Les prochaines étapes de cette technologie consistent à continuer à tester leurs propriétés mécaniques, comme la résistance ou la flexibilité, ainsi que leur toxicité.
"Je pense que nous devons avoir une conscience sociale du fait que nous ne pouvons pas rejeter dans l'environnement des matériaux toxiques", déclare Kumar. "Nous ne pouvons tout simplement pas. Nous devons arrêter de faire cela. Et nous ne pouvons pas non plus utiliser des matériaux dérivés des combustibles fossiles."
La deuxième technologie de Kumar utilise un principe similaire, mais au lieu de simplement des protéines, elle utilise des protéines renforcées par des fibres naturelles, en particulier du coton.
"Nous créons chaque année beaucoup de déchets textiles en raison de l'évolution rapide du secteur de la mode", explique Kumar. "Alors pourquoi ne pas utiliser ces déchets pour créer des matériaux utiles :convertir les déchets en richesse."
Tout comme les matériaux protéiques de type plastique (appelés « Proteios », dérivés de mots grecs originaux), Kumar s'attend à ce que les matériaux composites fabriqués à partir de protéines et de fibres naturelles se biodégradent sans produire de déchets toxiques.

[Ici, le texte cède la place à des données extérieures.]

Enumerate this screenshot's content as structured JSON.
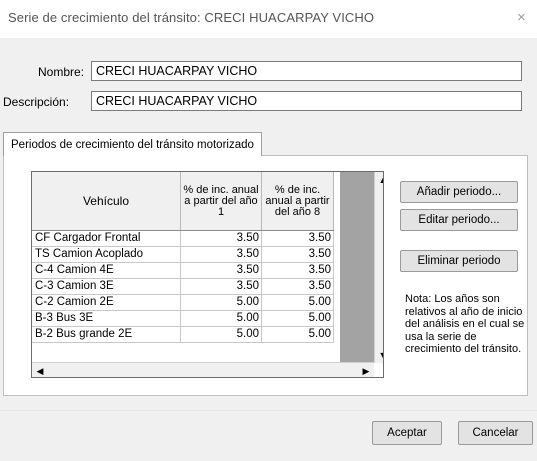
{
  "window": {
    "title": "Serie de crecimiento del tránsito: CRECI HUACARPAY VICHO",
    "close_glyph": "×"
  },
  "form": {
    "name_label": "Nombre:",
    "name_value": "CRECI HUACARPAY VICHO",
    "description_label": "Descripción:",
    "description_value": "CRECI HUACARPAY VICHO"
  },
  "tab": {
    "label": "Periodos de crecimiento del tránsito motorizado"
  },
  "grid": {
    "columns": [
      "Vehículo",
      "% de inc. anual a partir del año 1",
      "% de inc. anual a partir del año 8"
    ],
    "rows": [
      [
        "CF Cargador Frontal",
        "3.50",
        "3.50"
      ],
      [
        "TS Camion Acoplado",
        "3.50",
        "3.50"
      ],
      [
        "C-4 Camion 4E",
        "3.50",
        "3.50"
      ],
      [
        "C-3 Camion 3E",
        "3.50",
        "3.50"
      ],
      [
        "C-2 Camion 2E",
        "5.00",
        "5.00"
      ],
      [
        "B-3 Bus 3E",
        "5.00",
        "5.00"
      ],
      [
        "B-2 Bus grande 2E",
        "5.00",
        "5.00"
      ]
    ]
  },
  "buttons": {
    "add_period": "Añadir periodo...",
    "edit_period": "Editar periodo...",
    "delete_period": "Eliminar periodo",
    "accept": "Aceptar",
    "cancel": "Cancelar"
  },
  "note": "Nota: Los años son relativos al año de inicio del análisis en el cual se usa la serie de crecimiento del tránsito."
}
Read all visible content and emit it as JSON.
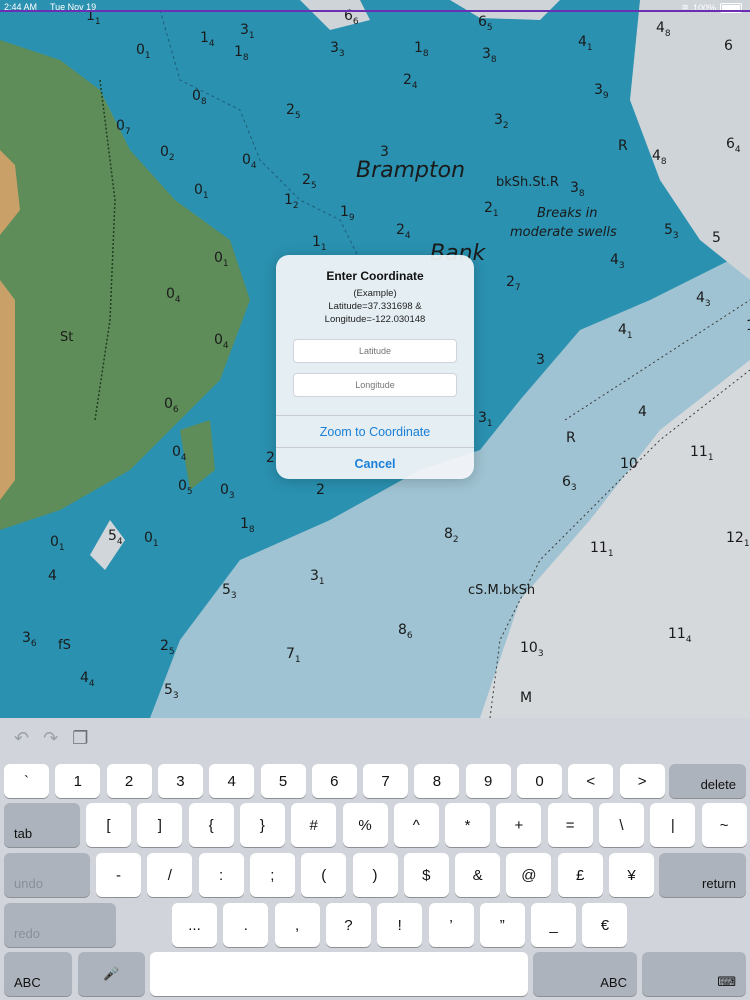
{
  "status_bar": {
    "time": "2:44 AM",
    "date": "Tue Nov 19",
    "battery": "100%"
  },
  "chart": {
    "place_names": [
      "Brampton",
      "Bank",
      "Breaks in",
      "moderate swells"
    ],
    "seabed_labels": [
      "bkSh.St.R",
      "cS.M.bkSh",
      "St",
      "fS"
    ],
    "soundings": [
      {
        "v": "1",
        "s": "1"
      },
      {
        "v": "1",
        "s": "4"
      },
      {
        "v": "3",
        "s": "1"
      },
      {
        "v": "1",
        "s": "8"
      },
      {
        "v": "6",
        "s": "6"
      },
      {
        "v": "6",
        "s": "5"
      },
      {
        "v": "4",
        "s": "8"
      },
      {
        "v": "6",
        "s": ""
      },
      {
        "v": "0",
        "s": "1"
      },
      {
        "v": "3",
        "s": "3"
      },
      {
        "v": "1",
        "s": "8"
      },
      {
        "v": "3",
        "s": "8"
      },
      {
        "v": "4",
        "s": "1"
      },
      {
        "v": "0",
        "s": "8"
      },
      {
        "v": "2",
        "s": "4"
      },
      {
        "v": "3",
        "s": "9"
      },
      {
        "v": "0",
        "s": "7"
      },
      {
        "v": "2",
        "s": "5"
      },
      {
        "v": "3",
        "s": "2"
      },
      {
        "v": "R",
        "s": ""
      },
      {
        "v": "6",
        "s": "4"
      },
      {
        "v": "0",
        "s": "2"
      },
      {
        "v": "0",
        "s": "4"
      },
      {
        "v": "3",
        "s": ""
      },
      {
        "v": "4",
        "s": "8"
      },
      {
        "v": "0",
        "s": "1"
      },
      {
        "v": "2",
        "s": "5"
      },
      {
        "v": "3",
        "s": "8"
      },
      {
        "v": "1",
        "s": "2"
      },
      {
        "v": "1",
        "s": "9"
      },
      {
        "v": "2",
        "s": "1"
      },
      {
        "v": "5",
        "s": "3"
      },
      {
        "v": "5",
        "s": ""
      },
      {
        "v": "2",
        "s": "4"
      },
      {
        "v": "1",
        "s": "1"
      },
      {
        "v": "0",
        "s": "1"
      },
      {
        "v": "4",
        "s": "3"
      },
      {
        "v": "0",
        "s": "4"
      },
      {
        "v": "2",
        "s": "7"
      },
      {
        "v": "4",
        "s": "3"
      },
      {
        "v": "0",
        "s": "4"
      },
      {
        "v": "4",
        "s": "1"
      },
      {
        "v": "1",
        "s": ""
      },
      {
        "v": "3",
        "s": ""
      },
      {
        "v": "0",
        "s": "6"
      },
      {
        "v": "3",
        "s": "1"
      },
      {
        "v": "4",
        "s": ""
      },
      {
        "v": "R",
        "s": ""
      },
      {
        "v": "0",
        "s": "4"
      },
      {
        "v": "2",
        "s": ""
      },
      {
        "v": "10",
        "s": ""
      },
      {
        "v": "11",
        "s": "1"
      },
      {
        "v": "6",
        "s": "3"
      },
      {
        "v": "0",
        "s": "5"
      },
      {
        "v": "0",
        "s": "3"
      },
      {
        "v": "2",
        "s": ""
      },
      {
        "v": "1",
        "s": "8"
      },
      {
        "v": "8",
        "s": "2"
      },
      {
        "v": "11",
        "s": "1"
      },
      {
        "v": "12",
        "s": "1"
      },
      {
        "v": "5",
        "s": "4"
      },
      {
        "v": "0",
        "s": "1"
      },
      {
        "v": "0",
        "s": "1"
      },
      {
        "v": "4",
        "s": ""
      },
      {
        "v": "3",
        "s": "1"
      },
      {
        "v": "5",
        "s": "3"
      },
      {
        "v": "3",
        "s": "6"
      },
      {
        "v": "8",
        "s": "6"
      },
      {
        "v": "11",
        "s": "4"
      },
      {
        "v": "2",
        "s": "5"
      },
      {
        "v": "7",
        "s": "1"
      },
      {
        "v": "10",
        "s": "3"
      },
      {
        "v": "4",
        "s": "4"
      },
      {
        "v": "5",
        "s": "3"
      },
      {
        "v": "M",
        "s": ""
      }
    ]
  },
  "dialog": {
    "title": "Enter Coordinate",
    "message_line1": "(Example)",
    "message_line2": "Latitude=37.331698 &",
    "message_line3": "Longitude=-122.030148",
    "latitude_placeholder": "Latitude",
    "longitude_placeholder": "Longitude",
    "zoom_button": "Zoom to Coordinate",
    "cancel_button": "Cancel"
  },
  "keyboard": {
    "toolbar": [
      "undo-icon",
      "redo-icon",
      "paste-icon"
    ],
    "row1": [
      "`",
      "1",
      "2",
      "3",
      "4",
      "5",
      "6",
      "7",
      "8",
      "9",
      "0",
      "<",
      ">"
    ],
    "delete": "delete",
    "tab": "tab",
    "row2": [
      "[",
      "]",
      "{",
      "}",
      "#",
      "%",
      "^",
      "*",
      "+",
      "=",
      "\\",
      "|",
      "~"
    ],
    "undo": "undo",
    "row3": [
      "-",
      "/",
      ":",
      ";",
      "(",
      ")",
      "$",
      "&",
      "@",
      "£",
      "¥"
    ],
    "return": "return",
    "redo": "redo",
    "row4": [
      "...",
      ".",
      ",",
      "?",
      "!",
      "’",
      "”",
      "_",
      "€"
    ],
    "abc_left": "ABC",
    "abc_right": "ABC",
    "mic_icon": "microphone-icon",
    "hide_icon": "keyboard-dismiss-icon"
  }
}
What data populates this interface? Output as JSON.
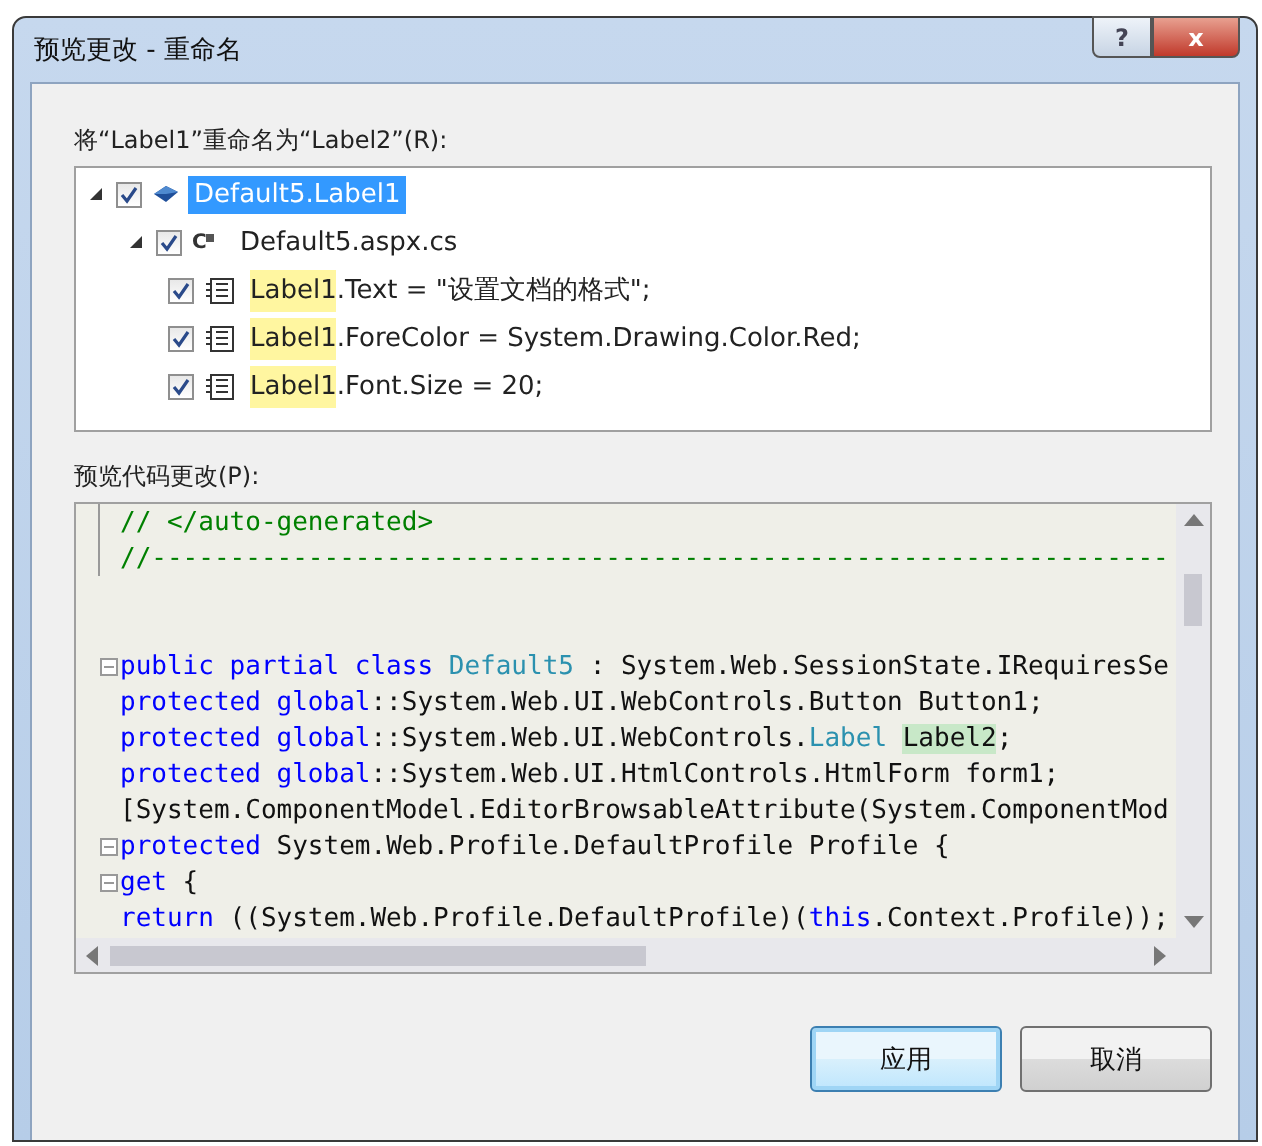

Dans le laboratoire, l'ancien étudiant de Kumar, le doctorant Adekeye Damilola, a créé de nombreux objets avec des composites protéines-tissus, notamment de petites chaussures, des bureaux, des fleurs et des chaises. Ce matériau contient des fibres textiles qui servent d'agent de liaison avec les protéines, plutôt que le produit chimique de réticulation que Kumar utilise pour les plastiques à base de protéines.
La réticulation confère au nouveau matériau la résistance nécessaire pour résister au poids qui serait exercé sur quelque chose comme une chaise ou une table. L'affinité naturelle entre les fibres et les protéines explique pourquoi il est si difficile d'éliminer les taches de nourriture sur les vêtements. Cette même attraction crée des matériaux protéiques solides.
Même si l'équipe de Kumar n'a travaillé jusqu'à présent qu'avec du coton, elle s'attend à ce que d'autres matériaux fibreux, comme les fibres de chanvre ou de jute, se comportent de la même manière en raison de leurs propriétés chimiques inhérentes mais communes à celles du coton.
"La protéine adhère naturellement à la surface de la protéine", explique Kumar. "Nous avons utilisé cette compréhension pour dire" Hé, s'il se lie si étroitement au coton, pourquoi n'en faisons-nous pas un matériau. Et ça marche, ça marche à merveille."